Ask a chatbot to screen a CV and it will tell you, eloquently, how it would screen a CV. Ask an agent, and it opens the CV, reads it against the actual job requirements, scores it, writes the result back into your ATS, and flags the three borderline cases for you to look at. One produces words. The other produces work.
That's the whole distinction, and it's worth holding onto because the industry is doing its level best to blur it.
A chatbot answers. An agent acts. Everything else is just how.
A chatbot lives inside the conversation. It is a very good talker that knows nothing about your business, can't touch your systems, and forgets you the moment you close the tab. An agent is the opposite: it's the junior teammate who finishes the job. You hand it a task, it goes away, it does the actual steps, and it comes back with something done, not something described.
You don't need to build either one by hand. You do need to know which one you're being sold. The price tags are converging fast. The value isn't.
Strip away the marketing and a real agent is four things bolted together. Miss one and you've got a costume, not a colleague.
At the centre is a large language model: the part that reads, weighs things up, and decides. It's good at the messy, human-shaped judgement recruitment is full of (is "led a team of five" the same as "management experience"?) and useless at the stuff you'd hand a calculator. On its own it's a brilliant brain in a jar. It can think. It can't lift a finger.

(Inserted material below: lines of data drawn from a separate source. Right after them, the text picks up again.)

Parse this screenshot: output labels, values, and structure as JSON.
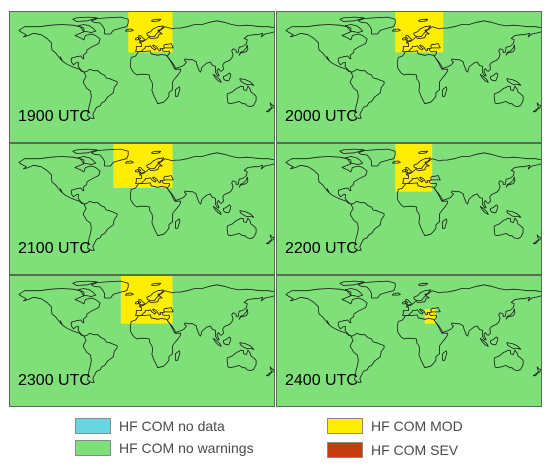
{
  "panels": [
    {
      "label": "1900 UTC",
      "regions": [
        {
          "lon": [
            -20,
            40
          ],
          "lat": [
            35,
            90
          ],
          "severity": "mod"
        }
      ]
    },
    {
      "label": "2000 UTC",
      "regions": [
        {
          "lon": [
            -20,
            45
          ],
          "lat": [
            35,
            90
          ],
          "severity": "mod"
        }
      ]
    },
    {
      "label": "2100 UTC",
      "regions": [
        {
          "lon": [
            -40,
            40
          ],
          "lat": [
            30,
            90
          ],
          "severity": "mod"
        }
      ]
    },
    {
      "label": "2200 UTC",
      "regions": [
        {
          "lon": [
            -20,
            30
          ],
          "lat": [
            25,
            90
          ],
          "severity": "mod"
        }
      ]
    },
    {
      "label": "2300 UTC",
      "regions": [
        {
          "lon": [
            -30,
            40
          ],
          "lat": [
            25,
            90
          ],
          "severity": "mod"
        }
      ]
    },
    {
      "label": "2400 UTC",
      "regions": [
        {
          "lon": [
            20,
            35
          ],
          "lat": [
            25,
            45
          ],
          "severity": "mod"
        }
      ]
    }
  ],
  "legend": [
    {
      "key": "nodata",
      "label": "HF COM no data",
      "color": "#66d6e0"
    },
    {
      "key": "mod",
      "label": "HF COM MOD",
      "color": "#ffee00"
    },
    {
      "key": "nowarn",
      "label": "HF COM no warnings",
      "color": "#7fe07a"
    },
    {
      "key": "sev",
      "label": "HF COM SEV",
      "color": "#c83a10"
    }
  ]
}
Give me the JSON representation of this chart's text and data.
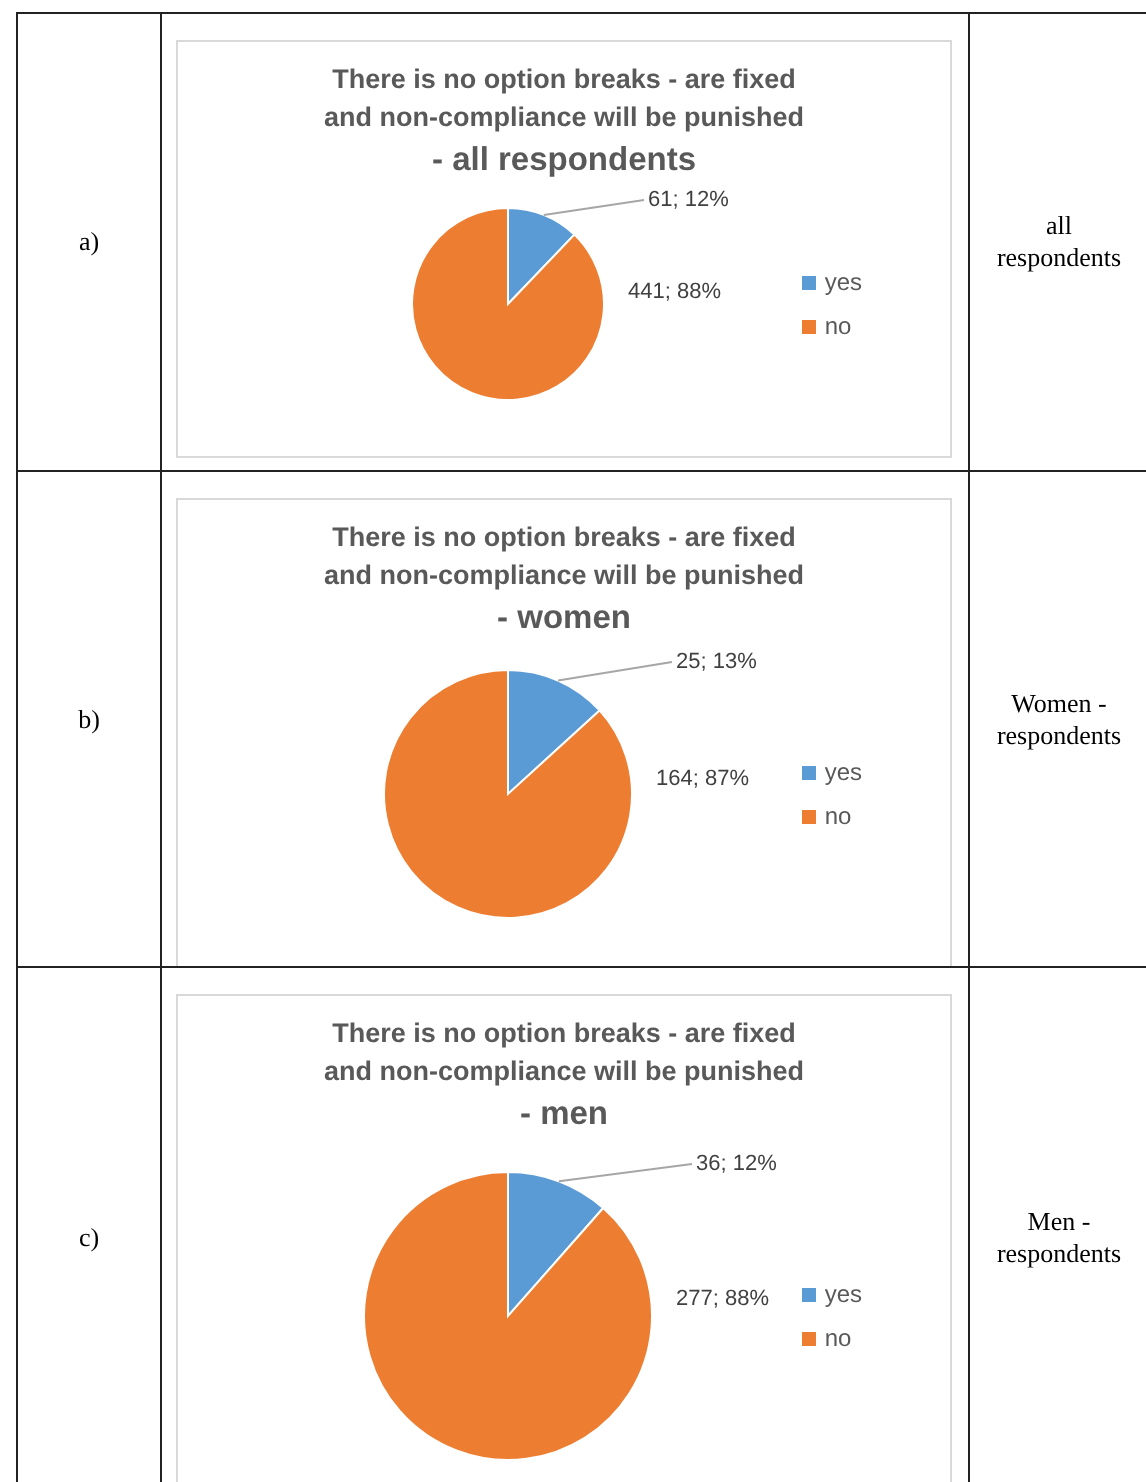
{
  "chart_data": [
    {
      "type": "pie",
      "title": "There is no option breaks - are fixed and non-compliance will be punished",
      "subtitle": "- all respondents",
      "categories": [
        "yes",
        "no"
      ],
      "values": [
        61,
        441
      ],
      "colors": [
        "#5b9bd5",
        "#ed7d31"
      ],
      "value_labels": [
        "61; 12%",
        "441; 88%"
      ],
      "legend": "right",
      "annotations": [
        "a)",
        "all respondents"
      ]
    },
    {
      "type": "pie",
      "title": "There is no option breaks - are fixed and non-compliance will be punished",
      "subtitle": "- women",
      "categories": [
        "yes",
        "no"
      ],
      "values": [
        25,
        164
      ],
      "colors": [
        "#5b9bd5",
        "#ed7d31"
      ],
      "value_labels": [
        "25; 13%",
        "164; 87%"
      ],
      "legend": "right",
      "annotations": [
        "b)",
        "Women - respondents"
      ]
    },
    {
      "type": "pie",
      "title": "There is no option breaks - are fixed and non-compliance will be punished",
      "subtitle": "- men",
      "categories": [
        "yes",
        "no"
      ],
      "values": [
        36,
        277
      ],
      "colors": [
        "#5b9bd5",
        "#ed7d31"
      ],
      "value_labels": [
        "36; 12%",
        "277; 88%"
      ],
      "legend": "right",
      "annotations": [
        "c)",
        "Men - respondents"
      ]
    }
  ]
}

Tools are what let the brain touch the world. A tool is just one action you've given the agent permission to take: fetch this candidate from Bullhorn. Write this score back. Send this CV to the client. Small, named, with clear edges. The LLM decides which one to use and when; the tool does the actual deed. That's the line between answering and acting. Tools are the hands the chatbot doesn't have.

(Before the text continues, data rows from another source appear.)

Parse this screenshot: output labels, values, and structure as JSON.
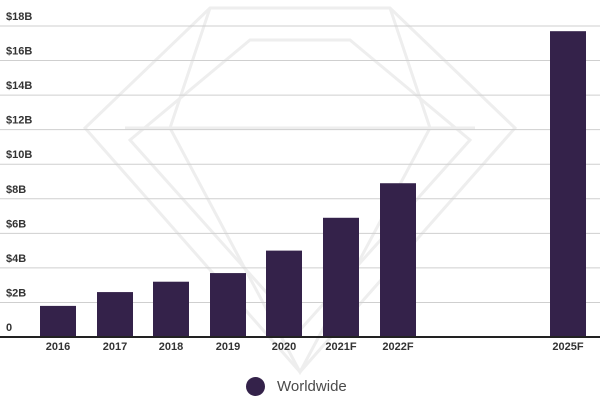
{
  "chart_data": {
    "type": "bar",
    "categories": [
      "2016",
      "2017",
      "2018",
      "2019",
      "2020",
      "2021F",
      "2022F",
      "2025F"
    ],
    "series": [
      {
        "name": "Worldwide",
        "values": [
          1.8,
          2.6,
          3.2,
          3.7,
          5.0,
          6.9,
          8.9,
          17.7
        ]
      }
    ],
    "y_ticks": [
      "0",
      "$2B",
      "$4B",
      "$6B",
      "$8B",
      "$10B",
      "$12B",
      "$14B",
      "$16B",
      "$18B"
    ],
    "ylim": [
      0,
      18
    ],
    "grid": true,
    "legend_position": "bottom-center",
    "colors": {
      "bar": "#34224a",
      "grid": "#cfcfcf",
      "axis": "#222222",
      "text": "#333333"
    }
  }
}
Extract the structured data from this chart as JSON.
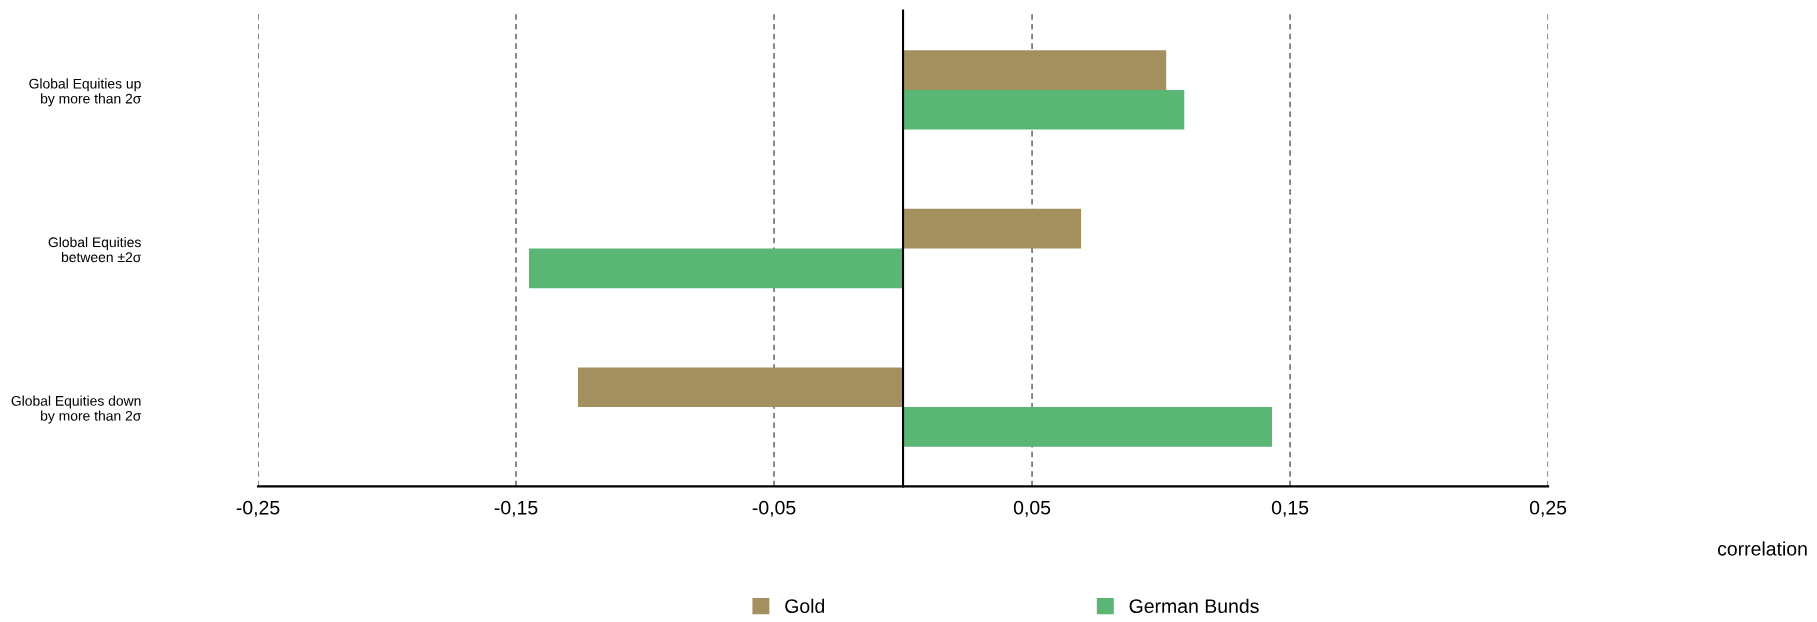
{
  "chart_data": {
    "type": "bar",
    "orientation": "horizontal",
    "categories": [
      "Global Equities up\nby more than 2σ",
      "Global Equities\nbetween ±2σ",
      "Global Equities down\nby more than 2σ"
    ],
    "series": [
      {
        "name": "Gold",
        "color": "#a48f5e",
        "values": [
          0.102,
          0.069,
          -0.126
        ]
      },
      {
        "name": "German Bunds",
        "color": "#59b674",
        "values": [
          0.109,
          -0.145,
          0.143
        ]
      }
    ],
    "xlim": [
      -0.25,
      0.25
    ],
    "xticks": [
      {
        "value": -0.25,
        "label": "-0,25"
      },
      {
        "value": -0.15,
        "label": "-0,15"
      },
      {
        "value": -0.05,
        "label": "-0,05"
      },
      {
        "value": 0.05,
        "label": "0,05"
      },
      {
        "value": 0.15,
        "label": "0,15"
      },
      {
        "value": 0.25,
        "label": "0,25"
      }
    ],
    "annotations": [
      "correlation"
    ],
    "grid": "x",
    "legend": "bottom"
  }
}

Left alone, an LLM answers from memory, and its memory is the internet as of its training date, topped up with confident invention whenever it's unsure. Fine for a poem. A disaster for a placement. RAG (retrieval-augmented generation, and you can forget the phrase the second you've read it) is the fix. Before the model answers, you feed it the real documents. The actual CV. The actual job spec. Your own formatting rules. It reasons over those, not over a half-remembered impression of them. Real facts in, grounded answers out.
The fourth part is what turns the other three from a pile of parts into something that works a problem. It's a loop, and it has a slightly clumsy name (ReAct, for reason-and-act) but the rhythm underneath it is one you'll recognise from any competent person doing any real task:
Reason → Act → Observe, and around again.
The agent works out what to do next. It does one thing. It looks at what happened. Then it thinks again, now holding the result, and keeps going until the job's done. No giant leap to an answer. A run of small, checkable steps, each one shaped by the last.
In rough shape, screening a single CV looks like this (this is illustrative, not the real code, which we build step by step later):
REASON: I need the candidate's CV before I can score it.
ACT: get_candidate_cv(id: 88213) // a tool call
OBSERVE: CV text returned, 2 pages.
REASON: Now I need the job's real requirements to score against.
ACT: get_job_requirements(job: 4471) // a tool call
OBSERVE: 6 must-haves, 3 nice-to-haves returned.
REASON: I have both. Score the CV against the requirements,
and show my working so a human can check it.
ACT: write_score(id: 88213, score: 72, reasoning: "...")
OBSERVE: Saved. Score 72/100, two requirements unmet.
DONE: Borderline — flag for a human to review.Notice what makes that trustworthy: every step is visible. You can read why it scored 72, which tools it touched, and where it decided to hand back to you. That visible reasoning isn't a nice-to-have. In a regulated, consequential business like recruitment, it's the difference between a tool you can defend and one you can't. (Ask Amazon, whose 2018 recruiting tool quietly taught itself to penalise CVs containing women-associated words. Because no one could see it reasoning, the bias surfaced only after the fact, and Amazon scrapped the entire tool rather than ship something it couldn't trust. Visible reasoning is how you catch that early, and fix it, instead of binning the whole thing.)